In Chinese, you will find these appearing as 腸粉, which translates as ‘intestine noodle’ from the resemblance to the same. It is pronounced in Mandarin as ‘chángfěn’. On menus, you may see it appearing as ‘Cheung Fan’, or ‘Cheong Fun’…
The main variety at the center of the above picture is one I was served in Vancouver’s Chinatown this past summer. The sauce here is a diluted, slightly sweetened Oyster Sauce, which is quite common, as are simple Soy Sauce, or a Hoisin Sauce based preparation (XO Sauce is sometimes used as well). Here, the filling is Chinese Barbecue Pork, which is not especially common. The most common fillings I have encountered are fresh shrimp or beef (ground or sliced). You can also get vegetarian types and, indeed the possibilities are endless. I liked the pork, although it was a little dry, but the noodle itself was thin and ‘al dente’ to the right degree.
The two top insets both show shrimp stuffed rolls, one from Vancouver and one from Ottawa. The one on the left had a noodle that was a bit thick and the sauce was just a plain, but very cheap and nasty, dark soy sauce that spoiled an otherwise decent preparation. The one on the right, which has the same rather inelegant look as the left one, was also served in soy sauce, but it was a dilute light soy. Unfortunately, it also had a little 5 spice powder added which is fairly common but which I dislike.
The left picture also illustrates a common practice, and this is the partial cutting of each roll into three sections. Trying to pick up a whole roll with chopsticks can be tricky (a bit like picking up slippery sections of actual intestine, one imagines), hence the standard cuts. The BBQ Pork variety was not, as you can see, cut into threes but, in truth, it is usually easy enough just to ‘cut’ the noodle with a chopstick before trying to eat it.

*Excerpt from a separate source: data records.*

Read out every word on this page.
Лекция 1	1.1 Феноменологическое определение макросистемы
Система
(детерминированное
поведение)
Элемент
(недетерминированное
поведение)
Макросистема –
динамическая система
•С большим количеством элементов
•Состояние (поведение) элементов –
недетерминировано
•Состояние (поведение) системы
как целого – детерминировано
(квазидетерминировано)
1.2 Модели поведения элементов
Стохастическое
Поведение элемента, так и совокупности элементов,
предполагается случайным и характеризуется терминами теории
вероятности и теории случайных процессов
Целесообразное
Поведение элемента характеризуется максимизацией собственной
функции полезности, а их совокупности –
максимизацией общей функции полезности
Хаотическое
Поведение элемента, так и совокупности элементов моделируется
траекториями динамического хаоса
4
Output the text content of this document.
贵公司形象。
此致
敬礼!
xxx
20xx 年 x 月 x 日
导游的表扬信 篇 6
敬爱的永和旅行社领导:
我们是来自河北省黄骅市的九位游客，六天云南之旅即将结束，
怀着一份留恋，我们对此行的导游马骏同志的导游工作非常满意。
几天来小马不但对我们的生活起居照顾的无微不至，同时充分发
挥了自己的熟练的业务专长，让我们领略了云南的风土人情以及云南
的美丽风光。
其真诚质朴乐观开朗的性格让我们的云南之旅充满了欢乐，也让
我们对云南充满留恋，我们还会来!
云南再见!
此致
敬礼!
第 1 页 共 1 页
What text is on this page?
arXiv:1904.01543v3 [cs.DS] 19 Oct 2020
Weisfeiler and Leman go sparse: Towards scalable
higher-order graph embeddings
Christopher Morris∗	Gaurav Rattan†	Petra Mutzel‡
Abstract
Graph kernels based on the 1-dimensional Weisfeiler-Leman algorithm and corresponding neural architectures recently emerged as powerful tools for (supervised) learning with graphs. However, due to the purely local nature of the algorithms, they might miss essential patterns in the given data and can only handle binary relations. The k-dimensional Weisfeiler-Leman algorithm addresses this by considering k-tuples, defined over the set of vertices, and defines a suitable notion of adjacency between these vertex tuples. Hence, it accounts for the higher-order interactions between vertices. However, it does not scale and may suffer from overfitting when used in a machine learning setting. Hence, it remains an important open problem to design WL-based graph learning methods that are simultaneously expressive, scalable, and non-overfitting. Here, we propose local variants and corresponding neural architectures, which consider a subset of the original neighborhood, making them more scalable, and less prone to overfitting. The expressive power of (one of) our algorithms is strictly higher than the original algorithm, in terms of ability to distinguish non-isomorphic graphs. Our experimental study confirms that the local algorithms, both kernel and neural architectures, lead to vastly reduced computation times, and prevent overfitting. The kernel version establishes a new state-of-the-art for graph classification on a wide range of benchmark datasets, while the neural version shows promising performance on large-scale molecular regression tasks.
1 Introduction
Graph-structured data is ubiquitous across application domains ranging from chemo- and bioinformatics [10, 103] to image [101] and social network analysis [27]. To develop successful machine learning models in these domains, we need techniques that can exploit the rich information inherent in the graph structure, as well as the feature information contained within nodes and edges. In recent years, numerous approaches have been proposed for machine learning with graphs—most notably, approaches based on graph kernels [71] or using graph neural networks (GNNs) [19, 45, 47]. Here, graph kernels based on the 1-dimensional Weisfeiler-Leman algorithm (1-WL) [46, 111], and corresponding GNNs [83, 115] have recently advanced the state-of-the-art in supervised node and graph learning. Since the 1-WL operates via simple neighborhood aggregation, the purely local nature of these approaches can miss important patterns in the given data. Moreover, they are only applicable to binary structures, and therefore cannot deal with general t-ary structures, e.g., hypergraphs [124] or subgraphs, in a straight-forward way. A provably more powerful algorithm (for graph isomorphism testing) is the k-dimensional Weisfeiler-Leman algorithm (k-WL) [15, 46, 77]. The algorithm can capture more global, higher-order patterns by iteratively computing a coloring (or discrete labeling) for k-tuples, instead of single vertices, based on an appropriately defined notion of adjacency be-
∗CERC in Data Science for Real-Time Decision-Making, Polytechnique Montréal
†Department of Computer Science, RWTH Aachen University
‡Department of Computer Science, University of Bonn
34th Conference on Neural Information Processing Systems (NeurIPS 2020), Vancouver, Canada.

Finally, not all Chang Fen are stuffed. The inset at the lower left shows one in which unstuffed sections of a roll are served in a sauce with other ingredients. This is not a restaurant roll, rather one purchased in a package from a Chinese store in Ottawa. One can also buy similar rolls where dried shrimp and scallion are actually incorporated into the batter before the roll is steamed. Unfortunately, I have no picture of that type to show you.